In the age of the Instagram Selfie, isn’t it true that many of us focus, often as a priority, on our physical beauty so that we might attract a lover, a life partner, or even a reputation, a career, or a social media following?
But what if our real beauty is (and always was) found in the beauty of our mind and our reason, our character, our behaviour, our care for others?
How might we as women help each other (but also help our partners, friends, and children of all genders) become aware that we (and they) are valued for moral beauty above all else?
We’ll explore what the Stoics might teach us about valuing our own internal, moral beauty, and also what they say about physical beauty. How might we do this? What are the challenges today?

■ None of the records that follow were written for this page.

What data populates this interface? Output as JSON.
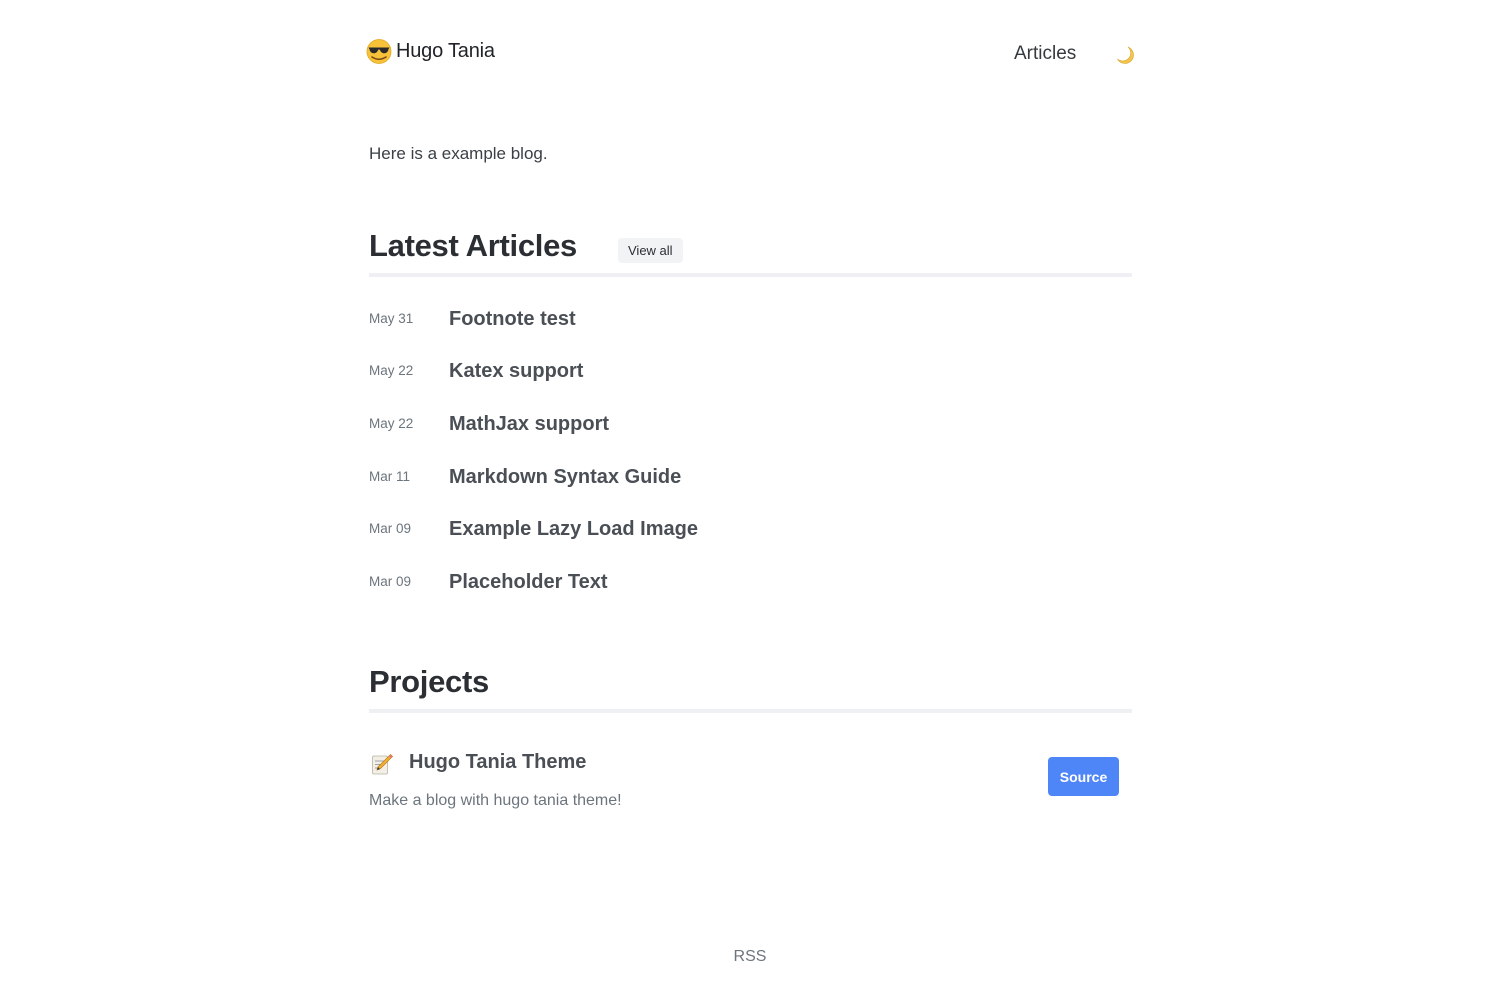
{
  "header": {
    "brand_name": "Hugo Tania",
    "brand_icon": "sunglasses-face-icon",
    "nav_articles": "Articles",
    "theme_icon": "moon-icon"
  },
  "intro": "Here is a example blog.",
  "latest": {
    "title": "Latest Articles",
    "view_all": "View all",
    "posts": [
      {
        "date": "May 31",
        "title": "Footnote test"
      },
      {
        "date": "May 22",
        "title": "Katex support"
      },
      {
        "date": "May 22",
        "title": "MathJax support"
      },
      {
        "date": "Mar 11",
        "title": "Markdown Syntax Guide"
      },
      {
        "date": "Mar 09",
        "title": "Example Lazy Load Image"
      },
      {
        "date": "Mar 09",
        "title": "Placeholder Text"
      }
    ]
  },
  "projects": {
    "title": "Projects",
    "items": [
      {
        "icon": "memo-icon",
        "name": "Hugo Tania Theme",
        "description": "Make a blog with hugo tania theme!",
        "button": "Source"
      }
    ]
  },
  "footer": {
    "rss": "RSS"
  },
  "colors": {
    "accent": "#4f86f7",
    "rule": "#eef0f4",
    "muted": "#6c757d"
  }
}
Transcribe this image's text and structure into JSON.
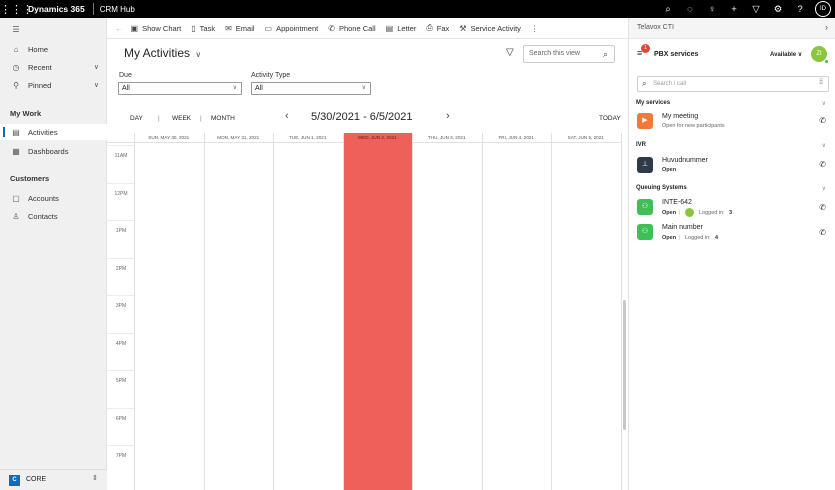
{
  "topbar": {
    "brand": "Dynamics 365",
    "app_name": "CRM Hub",
    "icons": [
      "search-icon",
      "lightbulb-outline-icon",
      "lightbulb-icon",
      "plus-icon",
      "filter-icon",
      "gear-icon",
      "help-icon"
    ],
    "user_initials": "ID"
  },
  "leftnav": {
    "items": [
      {
        "label": "Home",
        "icon": "home-icon"
      },
      {
        "label": "Recent",
        "icon": "clock-icon"
      },
      {
        "label": "Pinned",
        "icon": "pin-icon"
      }
    ],
    "my_work_title": "My Work",
    "my_work": [
      {
        "label": "Activities",
        "icon": "clipboard-icon"
      },
      {
        "label": "Dashboards",
        "icon": "dashboard-icon"
      }
    ],
    "customers_title": "Customers",
    "customers": [
      {
        "label": "Accounts",
        "icon": "building-icon"
      },
      {
        "label": "Contacts",
        "icon": "person-icon"
      }
    ],
    "area_badge": "C",
    "area_label": "CORE"
  },
  "toolbar": {
    "items": [
      {
        "label": "Show Chart",
        "icon": "chart-icon"
      },
      {
        "label": "Task",
        "icon": "task-icon"
      },
      {
        "label": "Email",
        "icon": "email-icon"
      },
      {
        "label": "Appointment",
        "icon": "calendar-icon"
      },
      {
        "label": "Phone Call",
        "icon": "phone-icon"
      },
      {
        "label": "Letter",
        "icon": "letter-icon"
      },
      {
        "label": "Fax",
        "icon": "fax-icon"
      },
      {
        "label": "Service Activity",
        "icon": "service-icon"
      }
    ]
  },
  "view": {
    "title": "My Activities",
    "search_placeholder": "Search this view",
    "filters": {
      "due_label": "Due",
      "due_value": "All",
      "type_label": "Activity Type",
      "type_value": "All"
    }
  },
  "calendar": {
    "modes": [
      "DAY",
      "WEEK",
      "MONTH"
    ],
    "range": "5/30/2021 - 6/5/2021",
    "today": "TODAY",
    "days": [
      "SUN, MAY 30, 2021",
      "MON, MAY 31, 2021",
      "TUE, JUN 1, 2021",
      "WED, JUN 2, 2021",
      "THU, JUN 3, 2021",
      "FRI, JUN 4, 2021",
      "SAT, JUN 5, 2021"
    ],
    "hours": [
      "11AM",
      "12PM",
      "1PM",
      "2PM",
      "3PM",
      "4PM",
      "5PM",
      "6PM",
      "7PM"
    ],
    "highlighted_day_index": 3,
    "highlight_color": "#f0605a"
  },
  "cti": {
    "title": "Telavox CTI",
    "pbx_label": "PBX services",
    "notification_count": "1",
    "status": "Available",
    "agent_initials": "ZI",
    "search_placeholder": "Search / call",
    "my_services_title": "My services",
    "my_services": [
      {
        "name": "My meeting",
        "status": "Open for new participants",
        "color": "#f07a3a",
        "icon": "video-icon"
      }
    ],
    "ivr_title": "IVR",
    "ivr": [
      {
        "name": "Huvudnummer",
        "status": "Open",
        "color": "#2f3b4a",
        "icon": "tree-icon"
      }
    ],
    "queue_title": "Queuing Systems",
    "queues": [
      {
        "name": "INTE-642",
        "status": "Open",
        "logged_in_label": "Logged in:",
        "logged_in": "3",
        "color": "#3fbf55",
        "icon": "group-icon"
      },
      {
        "name": "Main number",
        "status": "Open",
        "logged_in_label": "Logged in:",
        "logged_in": "4",
        "color": "#3fbf55",
        "icon": "group-icon"
      }
    ]
  }
}
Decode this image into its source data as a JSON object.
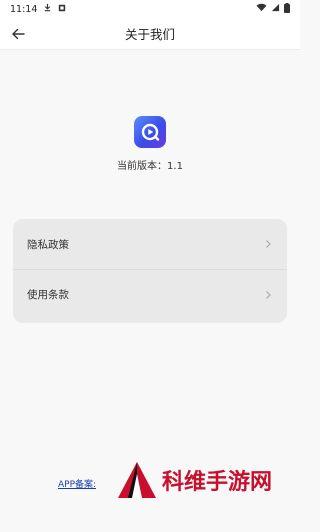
{
  "status_bar": {
    "time": "11:14"
  },
  "header": {
    "title": "关于我们"
  },
  "about": {
    "version_label": "当前版本：",
    "version_value": "1.1"
  },
  "menu": {
    "items": [
      {
        "label": "隐私政策"
      },
      {
        "label": "使用条款"
      }
    ]
  },
  "footer": {
    "icp_link": "APP备案:"
  },
  "watermark": {
    "text": "科维手游网"
  },
  "colors": {
    "accent": "#3a4de8",
    "watermark": "#c8102e",
    "card": "#e9e9e9"
  }
}
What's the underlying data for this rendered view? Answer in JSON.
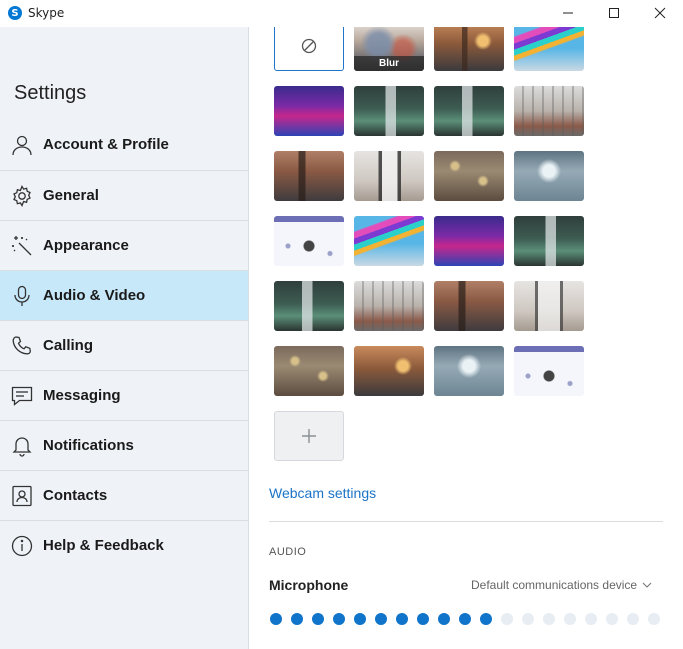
{
  "window": {
    "title": "Skype",
    "logo_letter": "S",
    "accent": "#0078d4"
  },
  "sidebar": {
    "title": "Settings",
    "active_index": 3,
    "active_color": "#c6e8f8",
    "items": [
      {
        "label": "Account & Profile",
        "icon": "person-icon"
      },
      {
        "label": "General",
        "icon": "gear-icon"
      },
      {
        "label": "Appearance",
        "icon": "magic-wand-icon"
      },
      {
        "label": "Audio & Video",
        "icon": "microphone-icon"
      },
      {
        "label": "Calling",
        "icon": "phone-icon"
      },
      {
        "label": "Messaging",
        "icon": "chat-icon"
      },
      {
        "label": "Notifications",
        "icon": "bell-icon"
      },
      {
        "label": "Contacts",
        "icon": "contact-card-icon"
      },
      {
        "label": "Help & Feedback",
        "icon": "info-icon"
      }
    ]
  },
  "backgrounds": {
    "blur_label": "Blur",
    "selected": "none",
    "none_icon": "no-effect-icon",
    "add_icon": "plus-icon"
  },
  "webcam": {
    "settings_link": "Webcam settings",
    "link_color": "#1b74c6"
  },
  "audio": {
    "section_label": "AUDIO",
    "microphone_label": "Microphone",
    "device": "Default communications device",
    "level_active": 11,
    "level_total": 19,
    "level_on_color": "#0f74ca",
    "level_off_color": "#e7edf3"
  }
}
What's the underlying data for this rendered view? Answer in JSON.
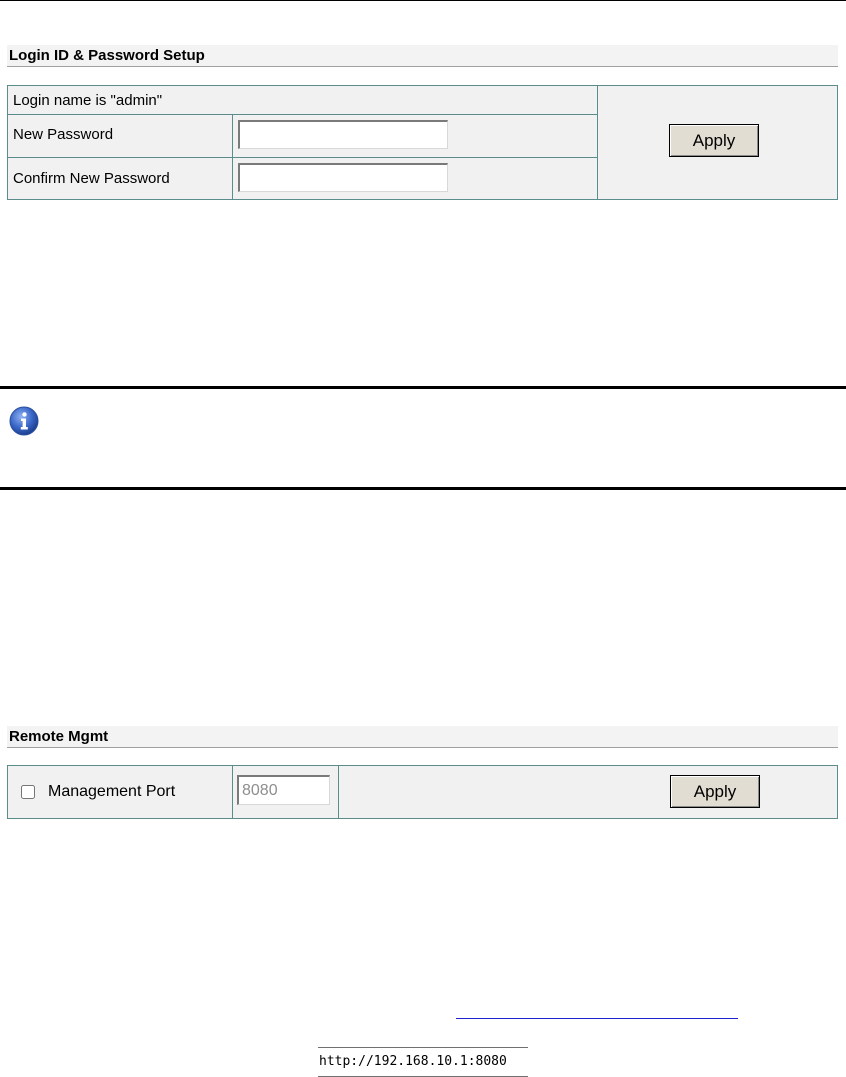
{
  "login_setup": {
    "title": "Login ID & Password Setup",
    "login_name_text": "Login name is \"admin\"",
    "new_password_label": "New Password",
    "new_password_value": "",
    "confirm_password_label": "Confirm New Password",
    "confirm_password_value": "",
    "apply_label": "Apply"
  },
  "info_note": {
    "icon": "info-icon",
    "icon_color": "#3a67c8"
  },
  "remote_mgmt": {
    "title": "Remote Mgmt",
    "checkbox_checked": false,
    "management_port_label": "Management Port",
    "port_value": "8080",
    "apply_label": "Apply"
  },
  "footer": {
    "url_text": "http://192.168.10.1:8080"
  },
  "colors": {
    "panel_bg": "#f1f1f1",
    "panel_border": "#5b8c8c",
    "button_bg": "#e2ddd2",
    "link": "#2222cc"
  }
}
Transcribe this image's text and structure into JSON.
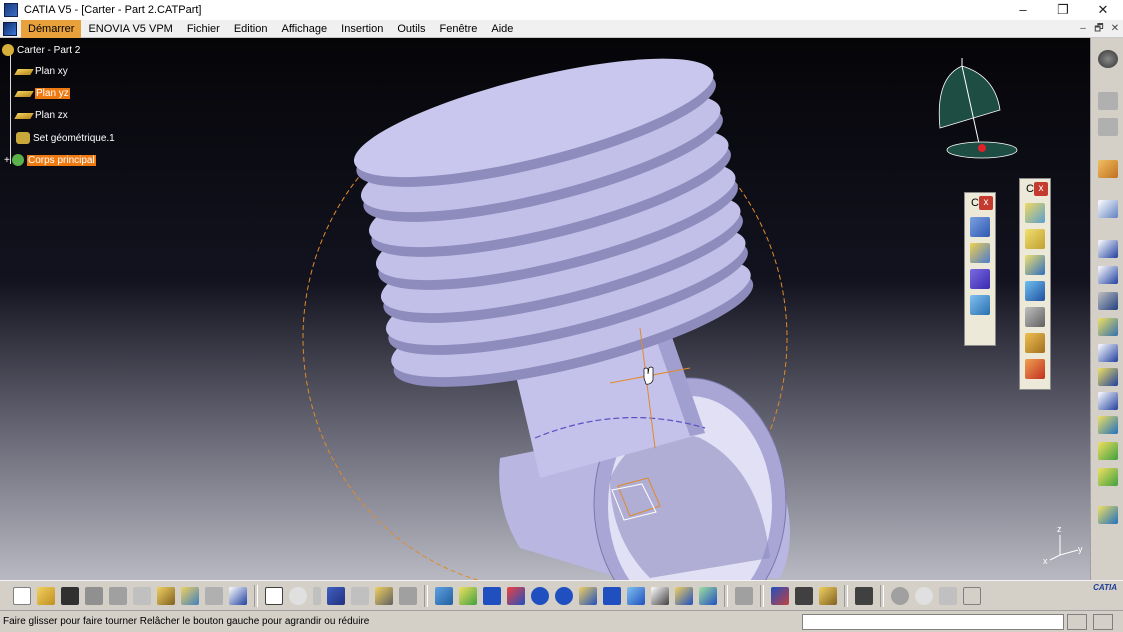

Here are two quotes to ponder:
If we could examine the mind of a good woman, O what a beautiful, what a sacred sight we would see! What grandeur, what calm would shine forth in it, and what constellations of the virtues: justice on one side, courage on the other, moderation and prudence over there. Besides these, frugality, self-control, endurance, generosity, and cheerfulness would shed their light upon it … what grace, and, by god, what dignity would these bestow! How great its authority would be, and how much appreciated: beloved it would be, yet at the same time revered.
Seneca, Letters on Ethics, 115.3
As soon as they reach the age of fourteen, women are called ladies or mistresses of the house; they’ve grown up and gained some power. And now they see that there’s nothing more to gain except to become sexually attractive. So, they set to work to beautify themselves and place all their hopes in that. It is worth our while, then, to make them aware that they’re valued for nothing other than attaining self-control and self-respect.